Türkiye'nin, depremsellik açısından 10 üzerinden 9.3'lük bir riski olduğunu belirten Güler konunun şansa bırakılmayacağına dikkat çekti ve tek çarenin kentsel dönüşüm olduğunu belirterek şu ifadeleri kullandı:
Ülke genelinde yaklaşık 31 milyon konut ve 5 milyon ticari alandan oluşan toplam 36 milyon bağımsız bölüm bulunmakta olup, bunlardan yaklaşık 6 milyonu risk altındadır ve 2 milyon bağımsız bölümün acil dönüştürülmesi gerekmektedir. Bugüne kadar da ülke genelinde yaklaşık 2 milyon 200 bin bağımsız bölümün dönüşümü tamamlandı ve yaklaşık 400 bin bağımsız bölümün de dönüşüm süreci devam etmektedir
"DÜZENLEMELERDE BİR YENİLİK GETİRİYORUZ"
Kanun teklifi ile 6 Şubat Kahramanamraş merkezli depremlerin etkilendiği 11 ilimizde yargısal süreçlerle ilgili düzenlemeyi hayata geçireceklerini belirten Güler, "Bu düzenlemede, ilk inceleme ve savunma verme süreleri, genel usulden daha kısa belirlenmeye gayret edilmektedir. 2577 Sayılı Yargılama Usulü Kanunu'ndaki düzenlemelerde bir yenilik getiriyoruz. Dosyanın daha çabuk tekemmül etmesi için, savunmaya cevap ve cevaba cevap aşamaları kaldırılmaktadır. Yürütmenin durdurulması talebine ilişkin olarak verilen kararlara itiraz edilemeyeceği düzenlenmektedir. Yine keşif yapılması ve bilirkişi raporlarının teslim edilmesi bakımından da süreleri kısaltmaya gayret ettik. Tarafların hak ve menfaatlerinin korunması bakımından, zorunluluk bulunması halinde, mahkemece ilk incelemeye müteakip savunma beklenmeksizin derhal keşif ve bilirkişi incelemesi yapılmasına imkan tanınmaktadır. İstinaf yoluna başvurma ve istinaf dilekçelerine ilişkin ilk inceleme süreleriyle, istinaf dilekçesine cevap verme süresi de kısaltılmaktadır. İstinaf aşamasında kararların 2 ay içinde verilmesine yönelik de düzenleme getiriyoruz. İki farklı yargılama usulüne tabii davaların birlikte görülmemesi için tam yargı davaları ile bu madde kapsamı içerisindeki iptal davalarının birlikte görülemeyeceği de hüküm altına alınmaktadır" dedi.
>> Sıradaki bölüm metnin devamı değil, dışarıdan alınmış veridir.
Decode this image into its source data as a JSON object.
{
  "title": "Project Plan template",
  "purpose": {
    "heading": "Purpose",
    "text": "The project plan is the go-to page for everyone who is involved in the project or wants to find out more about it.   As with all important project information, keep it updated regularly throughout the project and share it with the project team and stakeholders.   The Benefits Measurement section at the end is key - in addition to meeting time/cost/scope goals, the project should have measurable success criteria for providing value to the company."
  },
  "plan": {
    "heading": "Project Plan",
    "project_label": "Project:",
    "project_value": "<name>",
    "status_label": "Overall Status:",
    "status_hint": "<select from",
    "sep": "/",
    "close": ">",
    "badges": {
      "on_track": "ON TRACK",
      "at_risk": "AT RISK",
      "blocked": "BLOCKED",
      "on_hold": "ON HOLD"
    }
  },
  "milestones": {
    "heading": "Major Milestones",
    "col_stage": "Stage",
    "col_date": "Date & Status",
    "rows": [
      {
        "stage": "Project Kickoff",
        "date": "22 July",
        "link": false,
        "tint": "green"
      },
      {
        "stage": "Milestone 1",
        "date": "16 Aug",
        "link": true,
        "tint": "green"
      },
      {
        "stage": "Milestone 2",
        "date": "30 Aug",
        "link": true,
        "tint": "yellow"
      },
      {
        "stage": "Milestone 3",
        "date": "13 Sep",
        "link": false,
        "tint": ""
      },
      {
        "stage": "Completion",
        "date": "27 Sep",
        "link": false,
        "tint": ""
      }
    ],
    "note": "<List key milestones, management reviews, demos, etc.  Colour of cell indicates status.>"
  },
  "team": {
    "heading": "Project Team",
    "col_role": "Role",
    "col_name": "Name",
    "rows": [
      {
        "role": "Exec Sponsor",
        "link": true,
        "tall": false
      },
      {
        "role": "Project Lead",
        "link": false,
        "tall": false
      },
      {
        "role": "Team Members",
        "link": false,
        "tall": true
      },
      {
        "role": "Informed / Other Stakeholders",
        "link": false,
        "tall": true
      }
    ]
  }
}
Kanun teklifinde, riskli yapıların tespiti ve bunlara uygulanacak işlemler hakkında bilgi aktaran Güler, "Riskli yapıların tespitinin, maliklerce veya kiracılarca engellenmesi durumunda, mülki idare amirinden alınacak yazılı izinle, riskli yapıların çilingir vasıtasıyla açılarak söz konusu tespit işlemlerinin de daha hızlı yapılmasına imkan sağlamaktadır. Yine riskli yapıların ivedilikle tespit edilip yıktırılmasını amacıyla riskli yapı tespitini ve tahliyesine ilişkin tebliğ usulü de kolaylaştırılmaktadır. Bu kapsamda riskli yapılara ilişkin tebliğin, söz konusu yapıların kapısına asılması, maliklere e-Devlet kapısı üzerinden bildirilmesi ve ilgili muhtarlıkta ilan edilmek suretiyle tebliğin yapılmış sayılacağı da hüküm altına alınmaktadır" ifadelerini kullandı.
Teklifte anlaşma ile tahliyesi yapılan riskli yapıların hak sahiplerine mali yardım yapılmasına imkan sağlandığını söyledi. Güler, riskli yapı olarak tespit edilen yapıların yıktırılması için yapı maliklerine tek seferlik 90 güne kadar ek süre verilmesinin de kanun teklifinde bulunduğunu kaydetti. Riskli yapılara ilişkin daha önce bina sakinlerinin 3’te 2 çoğunluğuyla alınan kararların artık salt çoğunluk, yüzde 50+1 ile alınmasının hüküm altına alındığını duyurdu.